Mostly I am using these photos with Flickr – to display a Flickr Badge of New Rochelle photos in the right rail of the home page and create photo montages for events like the recent snow storm using Dopiaza’s badge maker.
I would prefer to do this directly from Instagram so as to have a more direct link to the user who uploaded the photo but they do not offer that as far as I can tell. They also do not seem to have a way to search their own geolocation service. So, to really monitor Instagram (which has lots of stuff I do not want like spam and people uploading pictures of text, usually trite messages) and filter out the good stuff I need a a bridge out of Instagram and into Flickr so I can take advantage of Flickr’s robust set of tools and apps to display photos.
Enter IFTTT.
IFTTT stands for “If This Then That” and is a quite a powerful service for my purposes.
They are partnered with dozens of companies to integrate social media services, photo services, home automation services and communications services like telephone, SMS texting, RSS and email and operators like date, time, weather, geolocation and media outlets like New York Times and ESPN.
They offer, as of today, 77 channels. By combining various actions associated with these channels, a user like me can create a “recipe” where IF this happens then THAT happens. The IF is a “trigger” and the THAT is an action. For example, IF the New York Times publishes a new story on its home page then SEND ME A TEXT TO MY PHONE, or IF a tweet in my account is favorited then archive that tweet in Evernote, or IF my phone arrives at my house, turn on the front porch light.

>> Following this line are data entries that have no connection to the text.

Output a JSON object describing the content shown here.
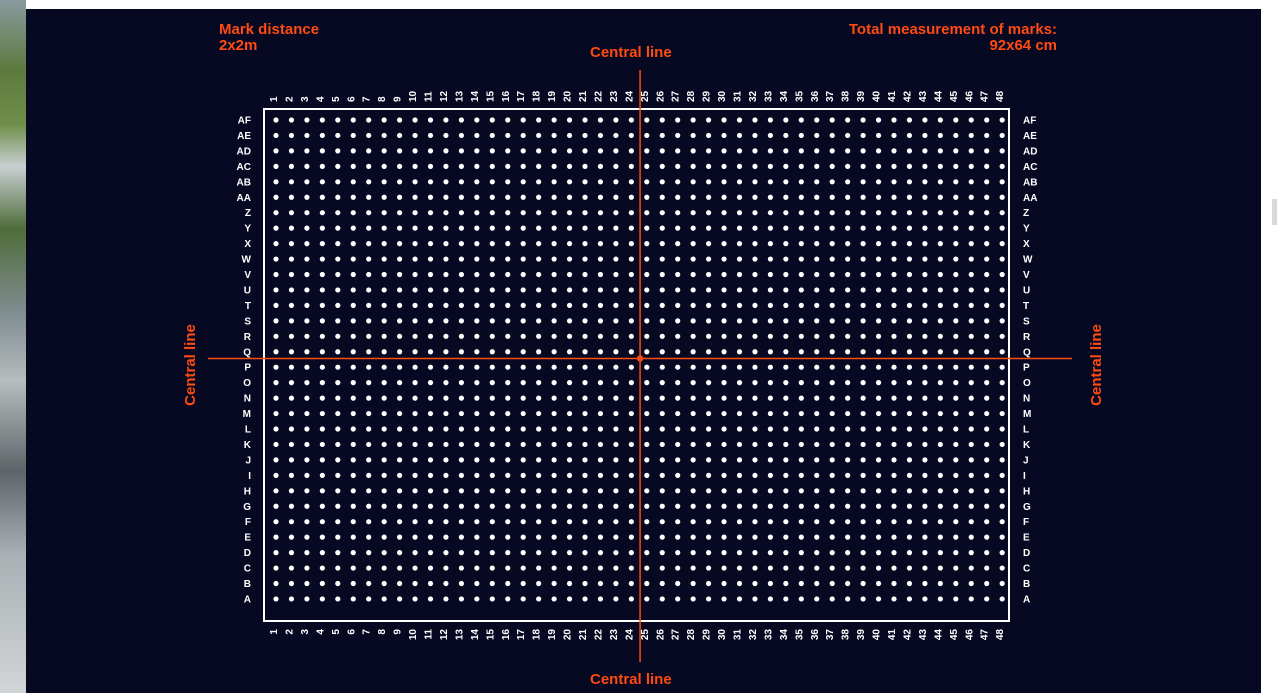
{
  "header": {
    "mark_distance_title": "Mark distance",
    "mark_distance_value": "2x2m",
    "total_measure_title": "Total measurement of marks:",
    "total_measure_value": "92x64 cm"
  },
  "central_line": {
    "top": "Central line",
    "bottom": "Central line",
    "left": "Central line",
    "right": "Central line"
  },
  "grid": {
    "columns": [
      "1",
      "2",
      "3",
      "4",
      "5",
      "6",
      "7",
      "8",
      "9",
      "10",
      "11",
      "12",
      "13",
      "14",
      "15",
      "16",
      "17",
      "18",
      "19",
      "20",
      "21",
      "22",
      "23",
      "24",
      "25",
      "26",
      "27",
      "28",
      "29",
      "30",
      "31",
      "32",
      "33",
      "34",
      "35",
      "36",
      "37",
      "38",
      "39",
      "40",
      "41",
      "42",
      "43",
      "44",
      "45",
      "46",
      "47",
      "48"
    ],
    "rows_top_to_bottom": [
      "AF",
      "AE",
      "AD",
      "AC",
      "AB",
      "AA",
      "Z",
      "Y",
      "X",
      "W",
      "V",
      "U",
      "T",
      "S",
      "R",
      "Q",
      "P",
      "O",
      "N",
      "M",
      "L",
      "K",
      "J",
      "I",
      "H",
      "G",
      "F",
      "E",
      "D",
      "C",
      "B",
      "A"
    ],
    "center_column": "24",
    "center_row": "Q"
  },
  "colors": {
    "background": "#070923",
    "accent": "#ff4a12",
    "dots": "#ffffff",
    "labels": "#ffffff"
  }
}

In my case, I am using IFTTT as part of my news web site workflow to save links from sources like Twitter (Tweetbot) or RSS (Reader), clean them up by writing a clear headline (i.e., title) without extraneous text from the source web site, tag them and then send them on to Delicious where I can make RSS feeds based on tags. The items in the feeds, now tagged based on subject matter, are then displayed on our home page grouped by subject as a series of text-links using Feedroll. I also leverage that clean feed of items with IFTTT, sending all of the links to Buffer from which they are sent to Twitter in staggered intervals about 20 times over the course of the day, 24/7.
I have three IFFFT recipes that monitor three areas of New Rochelle for geolocated Instragram photos and send them to Tumblr where I can skim through the haul of instagrams; if I am interested in one of them I can click an IFTTT link in the Tumblr post that takes me to that particular Instagram where I can favorite it.

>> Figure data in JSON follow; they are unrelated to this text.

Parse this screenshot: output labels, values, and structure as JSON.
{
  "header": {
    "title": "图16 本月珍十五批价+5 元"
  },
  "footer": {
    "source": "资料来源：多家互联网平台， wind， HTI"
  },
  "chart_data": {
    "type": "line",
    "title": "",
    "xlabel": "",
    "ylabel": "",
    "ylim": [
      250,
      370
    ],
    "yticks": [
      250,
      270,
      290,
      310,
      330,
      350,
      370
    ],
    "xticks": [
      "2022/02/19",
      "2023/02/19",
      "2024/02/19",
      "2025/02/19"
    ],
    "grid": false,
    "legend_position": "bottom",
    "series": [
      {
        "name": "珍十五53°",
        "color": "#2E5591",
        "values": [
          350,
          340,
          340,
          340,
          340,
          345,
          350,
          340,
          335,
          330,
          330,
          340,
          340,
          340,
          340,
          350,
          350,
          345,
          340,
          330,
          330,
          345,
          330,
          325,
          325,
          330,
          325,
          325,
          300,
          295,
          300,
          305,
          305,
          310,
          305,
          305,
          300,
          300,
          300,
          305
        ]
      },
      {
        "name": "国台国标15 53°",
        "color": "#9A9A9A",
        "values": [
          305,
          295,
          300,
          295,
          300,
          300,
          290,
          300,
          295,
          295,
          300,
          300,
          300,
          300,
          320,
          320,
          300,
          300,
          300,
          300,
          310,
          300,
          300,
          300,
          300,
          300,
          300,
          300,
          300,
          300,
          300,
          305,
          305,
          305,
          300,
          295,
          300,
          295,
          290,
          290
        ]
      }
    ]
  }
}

I have another IFFFT recipe that sends all favorited Instagrams to Flickr (and Flickr automatically displays those photos in a badge on the Talk of the Sound home page). For now, to see the original Instagram where that photo came from you would have to click the image to get to Flickr and then click the image/link there to get to Instagram. Clunky but I want to make sure the person who took the photo can be credited in some way, even though this is less than ideal.
I have another IFFFT recipe that sends all Talk of the Sound articles via RSS to Buffer, and as noted above, Buffer collects text-links and then sends them out in staggered intervals to Twitter.

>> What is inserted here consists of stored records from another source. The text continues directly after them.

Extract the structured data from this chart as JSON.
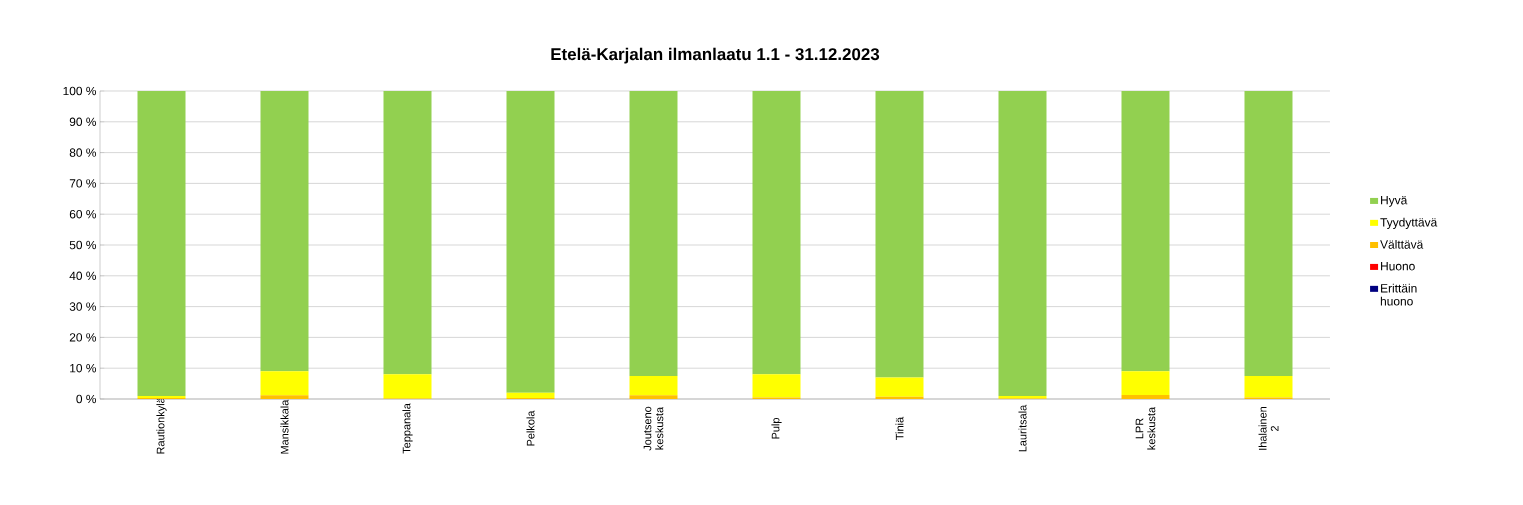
{
  "chart_data": {
    "type": "bar",
    "stacked": true,
    "title": "Etelä-Karjalan ilmanlaatu 1.1 - 31.12.2023",
    "categories": [
      "Rautionkylä",
      "Mansikkala",
      "Teppanala",
      "Pelkola",
      "Joutseno keskusta",
      "Pulp",
      "Tiniä",
      "Lauritsala",
      "LPR keskusta",
      "Ihalainen 2"
    ],
    "series": [
      {
        "name": "Erittäin huono",
        "color": "#000080",
        "values": [
          0,
          0,
          0,
          0,
          0,
          0,
          0,
          0,
          0,
          0
        ]
      },
      {
        "name": "Huono",
        "color": "#ff0000",
        "values": [
          0,
          0,
          0,
          0,
          0,
          0,
          0,
          0,
          0,
          0
        ]
      },
      {
        "name": "Välttävä",
        "color": "#ffc000",
        "values": [
          0.3,
          1.2,
          0.2,
          0.3,
          1.2,
          0.5,
          0.7,
          0.2,
          1.3,
          0.5
        ]
      },
      {
        "name": "Tyydyttävä",
        "color": "#ffff00",
        "values": [
          0.7,
          7.8,
          7.8,
          1.7,
          6.3,
          7.5,
          6.3,
          0.8,
          7.7,
          7.0
        ]
      },
      {
        "name": "Hyvä",
        "color": "#92d050",
        "values": [
          99,
          91,
          92,
          98,
          92.5,
          92,
          93,
          99,
          91,
          92.5
        ]
      }
    ],
    "ylim": [
      0,
      100
    ],
    "yticks": [
      {
        "value": 0,
        "label": "0 %"
      },
      {
        "value": 10,
        "label": "10 %"
      },
      {
        "value": 20,
        "label": "20 %"
      },
      {
        "value": 30,
        "label": "30 %"
      },
      {
        "value": 40,
        "label": "40 %"
      },
      {
        "value": 50,
        "label": "50 %"
      },
      {
        "value": 60,
        "label": "60 %"
      },
      {
        "value": 70,
        "label": "70 %"
      },
      {
        "value": 80,
        "label": "80 %"
      },
      {
        "value": 90,
        "label": "90 %"
      },
      {
        "value": 100,
        "label": "100 %"
      }
    ],
    "grid": "y",
    "legend": "right"
  }
}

I have four weather recipes in IFFFT that send to Twitter a daily weather report each morning at 6 am, and an alert when it starts to rain or snow and an alert when the pollen count goes above 8.
It’s not IFTTT but I should mention that I have Mailchimp set up to send an alert to Twitter when the newsletter is published each night at 3 a.m.
In a perfect world, I would build all these capabilities from scratch and run everything on my own server to have more control and faster load times but until some benefactor decides to drop bags of cash at my doorstep this will have to do.
For now, that about covers all that goes into producing the content you see on Talk of the Sound and on our Twitter account.
As I mentioned above, if a reader has any good ideas on how to improve this workflow or otherwise enable me to do a better job covering New Rochelle I hope you will share that with me.